The answer is unclear, 'just because the LSZ reduction' does not give much insight at all, how does that help the questioner? That is NOT the only term at first order in $\lambda$, what about the derivative term? Your statement that there is no tree level amplitude for $2 \to 2$ scattering from a $\phi^3$ theory is just wrong, you have $s$, $t$ and $u$ channel diagrams! Lots of erroneous and unclear information hence the down vote. –  Mistake Ink Dec 4 '12 at 22:22
    
@MistakeInk 1) In my opinion, if one reads some wrong information or something totally wrong, first thing he should do is to point it out in the comments in order the reader does not confuse the reader and the writer may delete or correct it. And after he may or should downvote, which is less important. –  drake Dec 4 '12 at 22:37
    
Good point, I agree with you and should have written a comment first as you say. Sorry for not doing so. –  Mistake Ink Dec 4 '12 at 22:44
    
@MistakeInk 2)The true reason why the amplitude is zero although the n-point functions do not correspond to a free theory is in the derivation os LSZ reduction formula. 3) You are probably right that there are more interaction terms and maybe even the coefficient os the cubic term is not correct, as I wrote, but this is not main part of the answer. 4) You are totally right about the tree-level contribution, I do not know what I was thinking about. 5) After reading your comment, I understand your downvote.

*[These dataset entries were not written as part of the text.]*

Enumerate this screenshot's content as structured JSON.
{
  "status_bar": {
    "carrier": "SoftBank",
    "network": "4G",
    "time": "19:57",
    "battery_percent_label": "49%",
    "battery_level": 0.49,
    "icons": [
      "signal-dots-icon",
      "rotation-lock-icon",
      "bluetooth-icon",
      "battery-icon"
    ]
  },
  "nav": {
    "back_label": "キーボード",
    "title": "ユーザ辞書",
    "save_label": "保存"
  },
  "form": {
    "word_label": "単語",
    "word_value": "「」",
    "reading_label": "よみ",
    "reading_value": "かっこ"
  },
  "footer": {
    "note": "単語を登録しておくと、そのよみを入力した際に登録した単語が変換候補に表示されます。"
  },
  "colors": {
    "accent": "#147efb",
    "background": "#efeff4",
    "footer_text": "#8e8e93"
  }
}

Now, I can correct or delete my answer in order no one gets wrong information. Thank you. –  drake Dec 4 '12 at 22:44

See 't Hooft and Veltman's diagrammar lecture notes. There's a discussion of something called the 'equivalence theorem'. Essentially, it observes that since the S-matrix is obtained from the correlation function by finding the residue at a single-particle-pole, everything which would lead to multiple particle poles does not contribute. There's a loophole if the field transformation is not local, but leads to a one-particle pole.